ERIC Number: ED244186
Record Type: RIE
Publication Date: 1983-Aug
Reference Count: 0
The Development of Community Mental Health Services in New Zealand.
Abbott, Max W.
This paper documents the development of community mental health (CMH) in New Zealand and makes comparisons with the United States. It is argued that the present New Zealand situation bears some similarity to that existing in the United States during the 1960's. The ideology of 'community mental health' is gaining popularity among professional and lay mental health workers in New Zealand and some hospital boards have, in the past five years, established community-based programs. In contrast to developments in the United States during the 1960's, the translation of CMH concepts into practice has taken place against a background of fiscal stringency and the documented experience of other countries. Examples of the major hospital board CMH projects in New Zealand are given. In contrast to North American CMH centers, New Zealand initiatives provide a narrower range of services, directed toward augmenting and co-ordinating with existing hospital board and primary health care services rather than supplanting them. A feature of the New Zealand situation has been the rapid growth in CMH activities outside of the formal mental health system. Organizations in the voluntary and non-statutory sector have also provided a strong lobby for the provision of more accessible, community-based hospital board services.
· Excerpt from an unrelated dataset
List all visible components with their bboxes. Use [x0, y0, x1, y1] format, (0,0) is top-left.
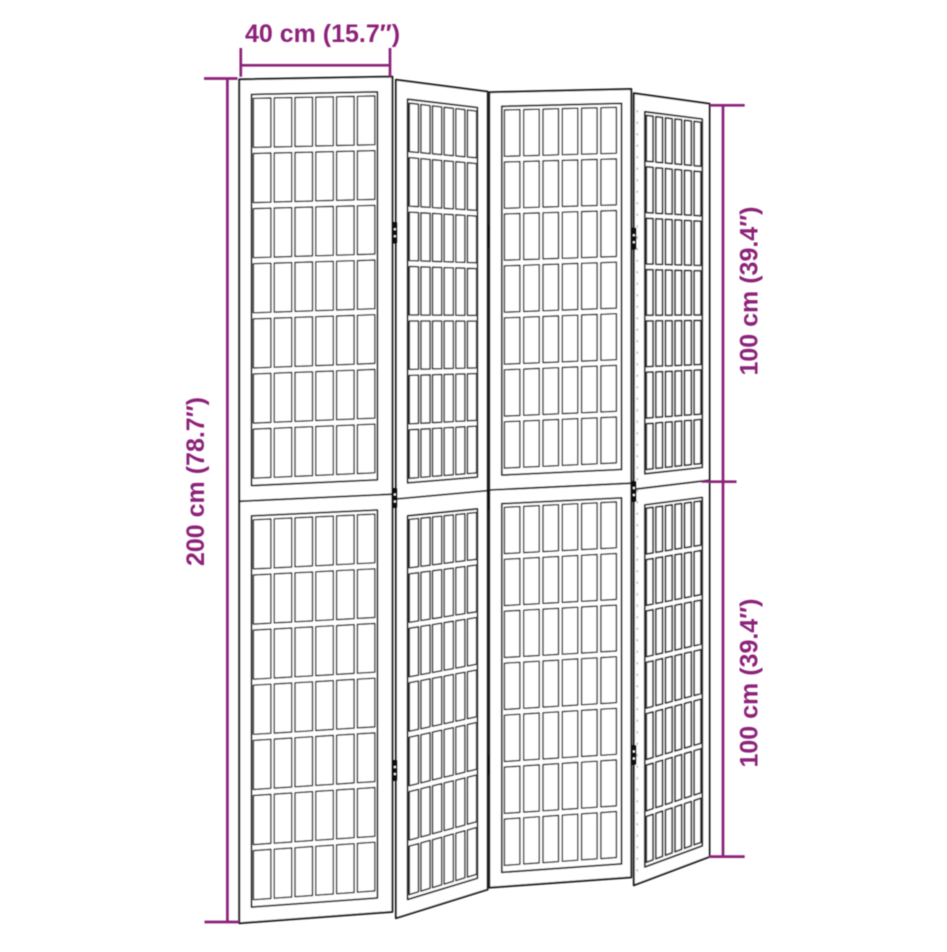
svg-text:200 cm (78.7″): 200 cm (78.7″): [182, 397, 210, 566]
svg-text:100 cm (39.4″): 100 cm (39.4″): [736, 206, 764, 375]
svg-text:100 cm (39.4″): 100 cm (39.4″): [736, 598, 764, 767]
svg-text:40 cm (15.7″): 40 cm (15.7″): [245, 20, 400, 48]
Ideological, social, financial, and political factors both threatening and facilitating future professional commitment to the CMH field in New Zealand are identified and discussed. (Author/BL)
Publication Type: Information Analyses; Speeches/Meeting Papers
Education Level: N/A
Authoring Institution: N/A
Identifiers: Community Mental Health Centers; New Zealand
Note: Paper presented at the Annual Convention of the American Psychological Association (91st, Anaheim, CA, August 26-30, 1983).